Christian de Portzamparc
Information
In the framework of Lille's 2004 cultural events, an exhibit is dedicated to the work of architect Christian de Portzamparc. Accompanied by a young architecture student, the latter comments on a few of his previous works.
- Asia > China
- Europe > France > Ile-de-France > Paris
- Europe > France > Nord-Pas de Calais > Nord
- North America > United States
- South America > Brazil
Context
After having studied painting and architecture at Beaux-Arts de Paris in the workshops of Eugene Beaudouin and George Candilis, Christian de Portzamparc brought into question the modernist doctrines, mainly that of "tabula rasa". He worked in 1970 in the psychology group brought together by Jacqueline Palmade on the lives of inhabitants of new cities, which sought through its research for the Corda: "significant units in the town". He turned toward the study of public spaces and urbanism with Antoine Grumbach.
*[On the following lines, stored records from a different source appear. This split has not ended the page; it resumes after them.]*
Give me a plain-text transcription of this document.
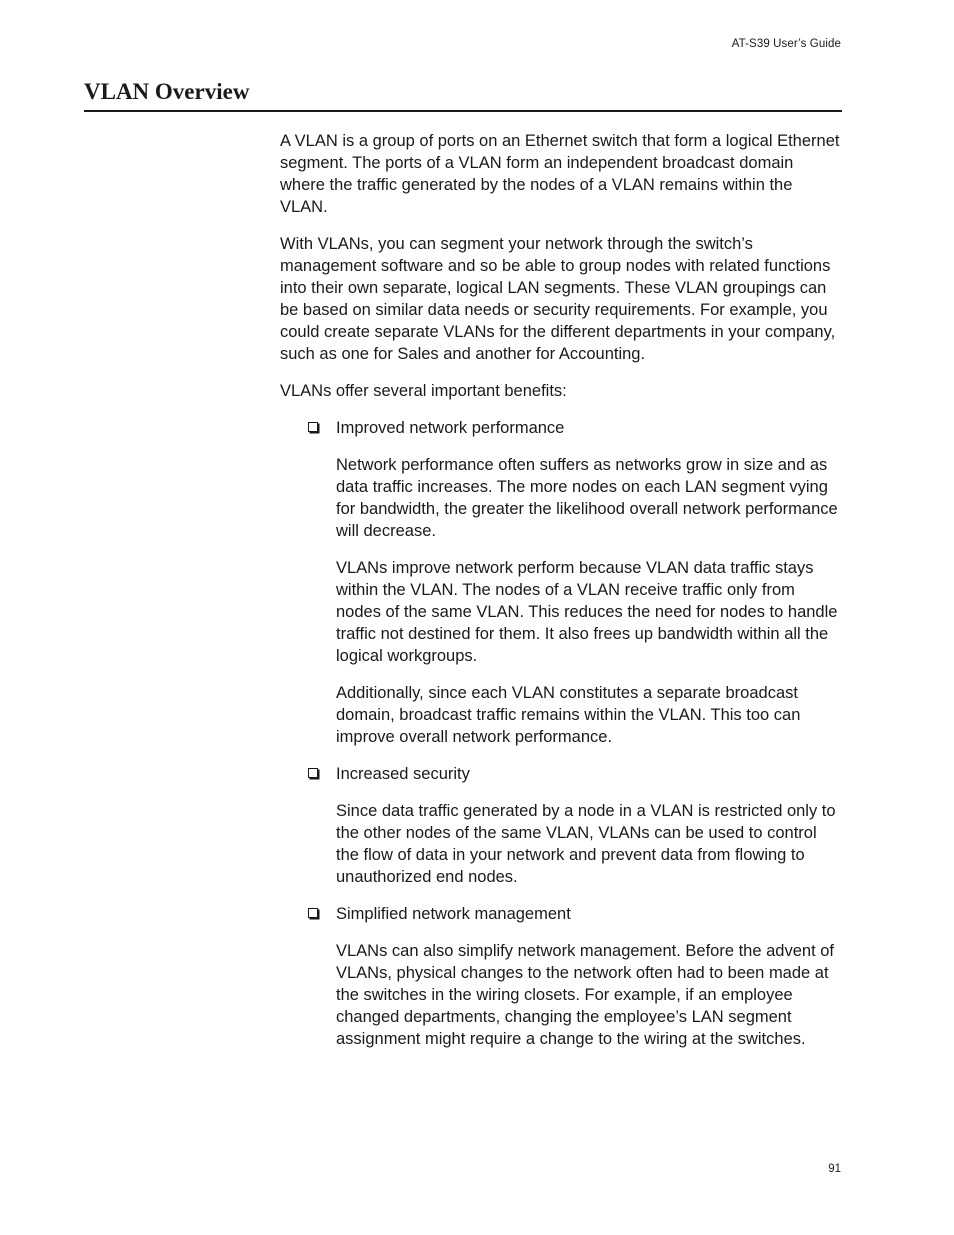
AT-S39 User’s Guide

VLAN Overview

A VLAN is a group of ports on an Ethernet switch that form a logical Ethernet segment. The ports of a VLAN form an independent broadcast domain where the traffic generated by the nodes of a VLAN remains within the VLAN.

With VLANs, you can segment your network through the switch’s management software and so be able to group nodes with related functions into their own separate, logical LAN segments. These VLAN groupings can be based on similar data needs or security requirements. For example, you could create separate VLANs for the different departments in your company, such as one for Sales and another for Accounting.

VLANs offer several important benefits:

Improved network performance

Network performance often suffers as networks grow in size and as data traffic increases. The more nodes on each LAN segment vying for bandwidth, the greater the likelihood overall network performance will decrease.

VLANs improve network perform because VLAN data traffic stays within the VLAN. The nodes of a VLAN receive traffic only from nodes of the same VLAN. This reduces the need for nodes to handle traffic not destined for them. It also frees up bandwidth within all the logical workgroups.

Additionally, since each VLAN constitutes a separate broadcast domain, broadcast traffic remains within the VLAN. This too can improve overall network performance.

Increased security

Since data traffic generated by a node in a VLAN is restricted only to the other nodes of the same VLAN, VLANs can be used to control the flow of data in your network and prevent data from flowing to unauthorized end nodes.

Simplified network management

VLANs can also simplify network management. Before the advent of VLANs, physical changes to the network often had to been made at the switches in the wiring closets. For example, if an employee changed departments, changing the employee’s LAN segment assignment might require a change to the wiring at the switches.

91
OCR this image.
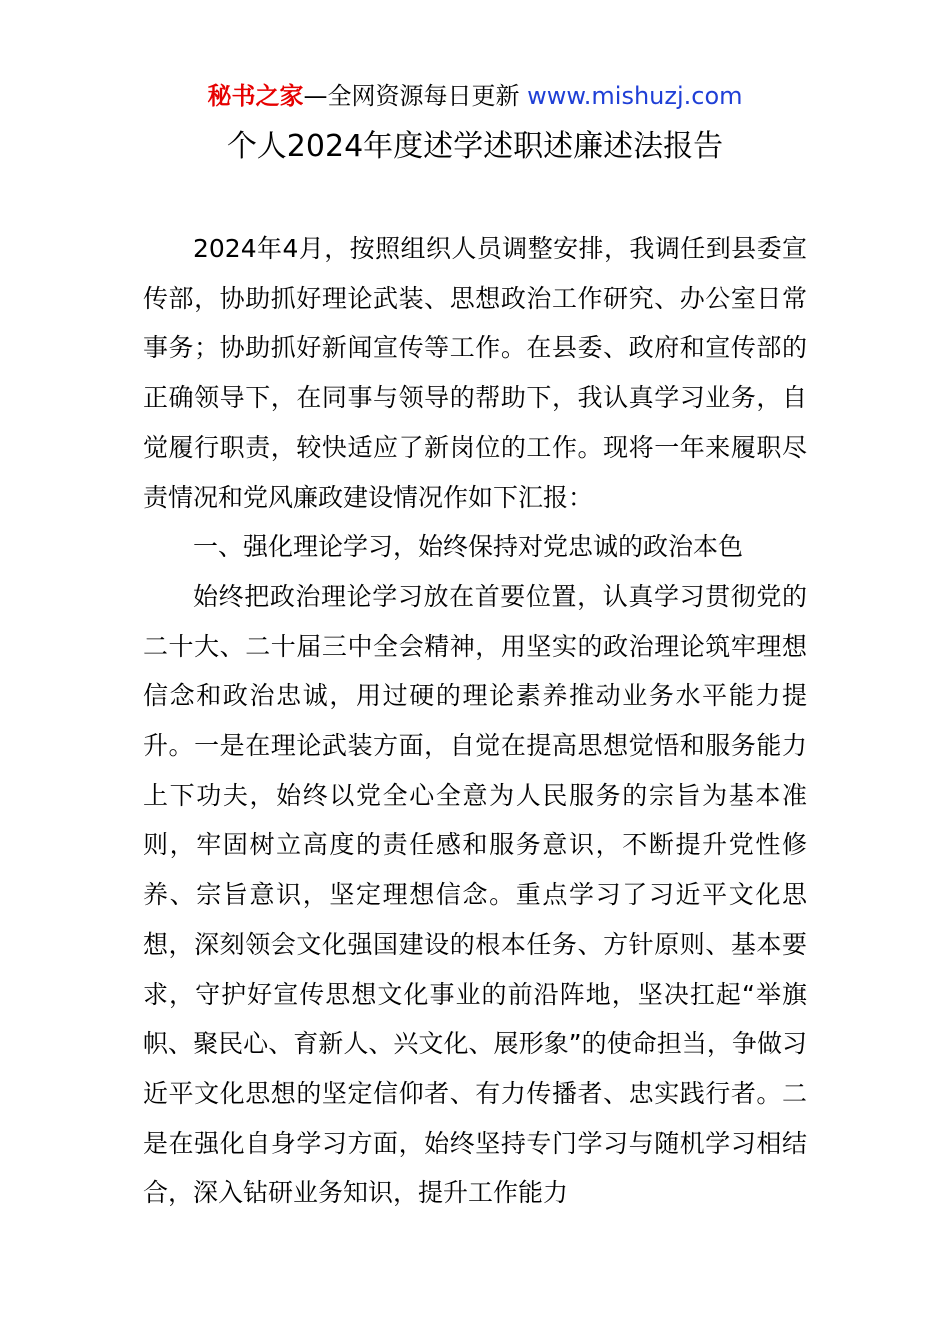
秘书之家—全网资源每日更新 www.mishuzj.com
个人2024年度述学述职述廉述法报告

2024年4月，按照组织人员调整安排，我调任到县委宣传部，协助抓好理论武装、思想政治工作研究、办公室日常事务；协助抓好新闻宣传等工作。在县委、政府和宣传部的正确领导下，在同事与领导的帮助下，我认真学习业务，自觉履行职责，较快适应了新岗位的工作。现将一年来履职尽责情况和党风廉政建设情况作如下汇报：

一、强化理论学习，始终保持对党忠诚的政治本色

始终把政治理论学习放在首要位置，认真学习贯彻党的二十大、二十届三中全会精神，用坚实的政治理论筑牢理想信念和政治忠诚，用过硬的理论素养推动业务水平能力提升。一是在理论武装方面，自觉在提高思想觉悟和服务能力上下功夫，始终以党全心全意为人民服务的宗旨为基本准则，牢固树立高度的责任感和服务意识，不断提升党性修养、宗旨意识，坚定理想信念。重点学习了习近平文化思想，深刻领会文化强国建设的根本任务、方针原则、基本要求，守护好宣传思想文化事业的前沿阵地，坚决扛起“举旗帜、聚民心、育新人、兴文化、展形象”的使命担当，争做习近平文化思想的坚定信仰者、有力传播者、忠实践行者。二是在强化自身学习方面，始终坚持专门学习与随机学习相结合，深入钻研业务知识，提升工作能力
His first project, a water-tower in Marne-la-Vallée, was built in the middle of a roundabout.
The 210 apartments on rue des Hautes Formes incarnate the image of the modern contextual town capable of being embedded in continuity in the existing fabric. The development of the "open islet" concept, opposed to the Haussmanian block and to the open plan of the great sites, imposes the idea of the empty as form in towns. The development zone Paris Rive Gauche illustrates this fragmented urbanity with carefully placed open spaces and hierarchic public spaces. He has completed among others the Philharmonic in Luxembourg, the headquarters of Le Monde in Paris, the French embassy in Berlin, the LVMH tower in NYC, the Euralille Tower in Lille, the Cité de la Musique in Paris. First French person to have received the Pritzker Prize in 1994, he would be awarded the Grand Prix de l'Urbanisme and two Equerres d'Argent among others.